= Leif O. Foss =

Norwegian politician

Leif Olav Foss (28 August 1899 – 1982) was a Norwegian trade unionist and politician for the Communist Party.

He spent his early working career at sea, and from 1919 as a docks worker at Akers Mekaniske Verksted. He was organized, first through the Norsk matros- og fyrbøterunion, then through the Union of Iron and Metalworkers, chairing the sub-union Dokkarbeidernes forening from 1922 to 1925. He was a supervisory council member in Oslo faglige samorg from 1923 to 1930, and a national board member of the Union of Iron and Metalworkers from 1925 to 1929.

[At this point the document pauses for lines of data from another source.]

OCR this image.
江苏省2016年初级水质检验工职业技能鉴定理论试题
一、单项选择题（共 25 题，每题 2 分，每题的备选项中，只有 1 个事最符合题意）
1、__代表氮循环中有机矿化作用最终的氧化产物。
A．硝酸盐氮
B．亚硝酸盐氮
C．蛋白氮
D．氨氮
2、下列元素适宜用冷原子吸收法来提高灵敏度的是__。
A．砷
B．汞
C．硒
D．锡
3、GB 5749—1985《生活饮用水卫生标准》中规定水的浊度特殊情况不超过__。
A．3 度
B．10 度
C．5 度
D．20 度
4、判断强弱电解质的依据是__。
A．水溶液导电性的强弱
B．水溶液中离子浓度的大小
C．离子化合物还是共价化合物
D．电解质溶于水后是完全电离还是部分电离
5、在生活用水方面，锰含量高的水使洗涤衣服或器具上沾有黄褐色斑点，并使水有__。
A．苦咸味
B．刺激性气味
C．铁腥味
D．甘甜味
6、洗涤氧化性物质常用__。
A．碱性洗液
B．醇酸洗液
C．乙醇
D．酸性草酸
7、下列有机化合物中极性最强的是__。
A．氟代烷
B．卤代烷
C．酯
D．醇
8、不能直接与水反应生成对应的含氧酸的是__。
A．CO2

He joined the Norwegian Labour Party in 1920, and then the Communist Party. He became party secretary for trade affairs, and was a delegate at the Red International of Labour Unions Congress in 1930. Here he was elected to the RILU executive committee, and moved to Moscow. He returned to Norway after a few years.

During the occupation of Norway by Nazi Germany, he was arrested two times for resistance. The first time he was imprisoned in Møllergata 19 from 15 August to 2 September 1940. On 12 September 1941 he was arrested for the second time, after the milk strike. He was incarcerated in Grini concentration camp until 3 April 1942, when he was sent to Sachsenhausen concentration camp. He was sent further to many camps, first Lichterfelde, then Hamburg-Fuhlsbüttel, Neuengamme, Hamburg-Fühlsbuttel again, Königswartha, Bautzen, Leipzig and Eisenach. He was freed at the war's end. After the war, from 1945 to 1949 he was the secretary in the Union of Iron and Metalworkers.